I am trying to understand the proof of Lemma $3.1$ of the paper On Some of the Residual Properties of Finitely Generated Nilpotent Groups by Koberda. It states the following:

Let $N$ be a finitely generated torsion-free nilpotent group which is virtually abelian. Then $N$ is abelian.

The first step is to let $N' < N$ be a finite index normal subgroup which is abelian, but I'm not sure why such a subgroup exists. A group is virtually abelian if it has an abelian subgroup of finite index, but it doesn't necessarily have to be a normal subgroup does it?

If $G$ is a virtually abelian group, does it necessarily contain a finite index normal subgroup which is abelian?

If the answer is no, why does such a subgroup exist in this case?

Answer 1

$\newcommand{\Size}[1]{\left\lvert #1 \right\rvert}$Yes, the point being that if $A$ is a subgroup of finite index of a group $G$, then it will have a finite number of conjugates, as this is the finite index of $N_{G}(A)$ in $G$.

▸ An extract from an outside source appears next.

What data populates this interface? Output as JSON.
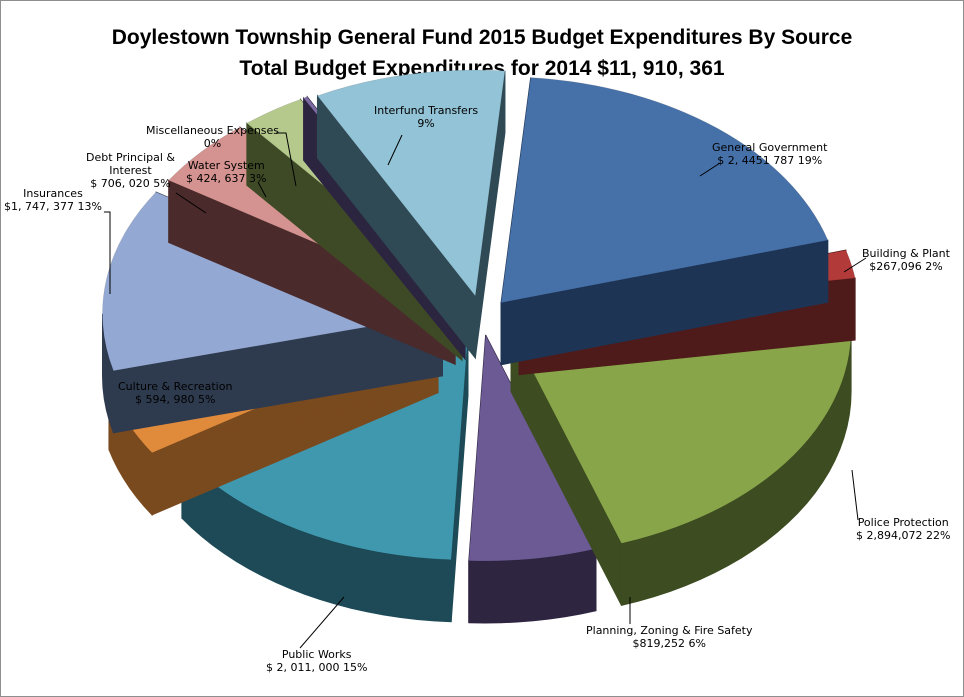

Now the intersection of these conjugates is normal in $G$, and it has again finite index in $G$, because if $B, C$ are two subgroups of finite index, then $B \cap C$ also is, and actually $$ \Size{G : B \cap C} \le \Size{G : B} \cdot \Size{G : C}. $$ For the latter formula, one uses the fact that there is a bijection between the cosets of $B \cap C$ in $B$, and the cosets of $C$ in the (subset) $B C$. So that when the index of $C$ is finite, then there is a finite number of cosets of $C$ in $B C$, and thus $\Size{B : B \cap C}$ is finite, and at most $\Size{G : C}$.